The very first question is the one this chapter has been circling: is this a job for a workflow or an agent? The honest answer is both, and knowing which part is which is the whole art. Look at the incoming mail and two kinds of request separate out. Some are utterly routine. “Email me a copy of invoice #4471” has one correct procedure every single time, so it is a workflow in the sense of Section 1.4, and wrapping a reasoning loop around it would only add latency and risk. Others are genuinely open-ended. “I have been billed twice for three months and I think it started when I switched plans” is exactly the investigate why this customer keeps getting billed twice problem from Section 1.7, where nobody can write the steps down in advance because they depend on what you find as you dig. That request wants an agent.

So Ledgerly’s support system will be a hybrid, and that is the norm rather than a compromise. Most tickets flow down predictable, auditable workflows, and only the messy minority escalate to an agent that can plan, look things up, and decide what to do next. Choosing the least autonomy that reliably solves each request, the spectrum idea from Section 1.5, is the design principle we will apply again and again as the system grows.

In Section 4.6 we give this fuzzy idea a precise specification, defining exactly what the agent senses, what it can do, and what “good” even means for it.

1.9 Summary

  • An agent perceives an environment and acts on it to pursue a goal; this classical definition still frames modern systems [2].
  • A modern LLM agent is an LLM that dynamically directs its own tool use in a loop, based on feedback from the environment [1].
  • The key practical distinction is workflow (you own the control flow) vs. agent (the model owns it).
  • Think in terms of a spectrum of autonomy; choose the least autonomy that reliably solves the problem.
  • Every agent needs a stop condition — termination is a safety requirement.

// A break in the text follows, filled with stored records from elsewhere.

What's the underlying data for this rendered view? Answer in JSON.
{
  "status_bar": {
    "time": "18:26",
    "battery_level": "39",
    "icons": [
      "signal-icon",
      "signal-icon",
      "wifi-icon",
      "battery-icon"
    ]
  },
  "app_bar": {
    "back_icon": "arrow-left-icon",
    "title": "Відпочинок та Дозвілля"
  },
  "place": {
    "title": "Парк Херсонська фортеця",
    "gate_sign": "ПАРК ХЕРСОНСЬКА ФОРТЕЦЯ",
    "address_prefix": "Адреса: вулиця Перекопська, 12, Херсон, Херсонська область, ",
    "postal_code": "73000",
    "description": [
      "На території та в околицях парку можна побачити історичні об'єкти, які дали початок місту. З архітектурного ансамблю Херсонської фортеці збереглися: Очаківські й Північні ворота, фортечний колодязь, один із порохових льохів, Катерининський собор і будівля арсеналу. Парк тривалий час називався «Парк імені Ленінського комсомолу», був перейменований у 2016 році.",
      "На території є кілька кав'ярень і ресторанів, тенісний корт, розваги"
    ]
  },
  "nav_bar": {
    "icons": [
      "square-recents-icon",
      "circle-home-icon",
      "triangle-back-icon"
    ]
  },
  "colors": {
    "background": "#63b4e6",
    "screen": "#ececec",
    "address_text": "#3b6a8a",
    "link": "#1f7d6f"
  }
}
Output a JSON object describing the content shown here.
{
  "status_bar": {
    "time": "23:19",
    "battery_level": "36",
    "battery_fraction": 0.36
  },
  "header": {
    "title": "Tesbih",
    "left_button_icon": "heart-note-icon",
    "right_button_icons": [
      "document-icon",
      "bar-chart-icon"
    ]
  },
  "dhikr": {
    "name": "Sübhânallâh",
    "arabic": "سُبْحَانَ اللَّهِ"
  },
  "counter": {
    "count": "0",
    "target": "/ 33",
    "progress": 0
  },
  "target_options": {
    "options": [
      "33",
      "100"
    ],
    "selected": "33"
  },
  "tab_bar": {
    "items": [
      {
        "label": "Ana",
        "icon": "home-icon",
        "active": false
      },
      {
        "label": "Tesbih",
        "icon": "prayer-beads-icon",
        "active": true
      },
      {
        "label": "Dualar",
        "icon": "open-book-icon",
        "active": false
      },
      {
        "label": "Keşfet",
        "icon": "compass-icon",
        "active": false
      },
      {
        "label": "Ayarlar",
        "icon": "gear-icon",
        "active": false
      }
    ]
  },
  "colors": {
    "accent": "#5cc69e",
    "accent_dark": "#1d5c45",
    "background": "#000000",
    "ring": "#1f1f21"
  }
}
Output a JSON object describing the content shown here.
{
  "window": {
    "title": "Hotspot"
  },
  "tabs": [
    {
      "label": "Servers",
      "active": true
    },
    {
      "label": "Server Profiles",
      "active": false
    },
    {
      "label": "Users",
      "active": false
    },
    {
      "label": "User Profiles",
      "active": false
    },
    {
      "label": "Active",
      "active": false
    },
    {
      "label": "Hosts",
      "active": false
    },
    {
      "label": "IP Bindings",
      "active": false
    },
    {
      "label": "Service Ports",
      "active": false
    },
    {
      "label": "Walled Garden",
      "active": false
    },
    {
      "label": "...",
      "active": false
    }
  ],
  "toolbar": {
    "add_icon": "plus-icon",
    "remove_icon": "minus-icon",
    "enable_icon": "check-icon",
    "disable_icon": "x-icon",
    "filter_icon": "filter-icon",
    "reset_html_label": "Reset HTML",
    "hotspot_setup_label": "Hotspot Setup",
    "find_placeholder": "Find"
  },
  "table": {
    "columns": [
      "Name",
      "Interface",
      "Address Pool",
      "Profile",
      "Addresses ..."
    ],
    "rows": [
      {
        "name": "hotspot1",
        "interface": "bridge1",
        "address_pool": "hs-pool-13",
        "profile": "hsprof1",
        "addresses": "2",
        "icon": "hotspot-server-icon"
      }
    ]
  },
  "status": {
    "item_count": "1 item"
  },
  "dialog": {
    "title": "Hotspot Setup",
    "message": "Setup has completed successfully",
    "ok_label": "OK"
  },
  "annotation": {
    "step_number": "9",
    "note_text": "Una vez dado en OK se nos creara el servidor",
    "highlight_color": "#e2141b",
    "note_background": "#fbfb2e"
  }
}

Where next? This chapter defined what an agent is. But the idea did not appear overnight — planning, reacting, and learning were each worked out decades ago. In Chapter 2 we trace that lineage, because every way a modern agent can fail has a named ancestor.

1.10 Exercises

  1. Take a task you would like to automate and classify it: single call, workflow, or agent? Justify your choice using the trade-offs in Section 1.4.
  2. Redraw Figure 1.4 for a coding assistant. What are its tools, its observations, and its stop condition?
  3. Describe one failure mode a “max steps” stop condition prevents, and one it does not. What additional guardrail would you add?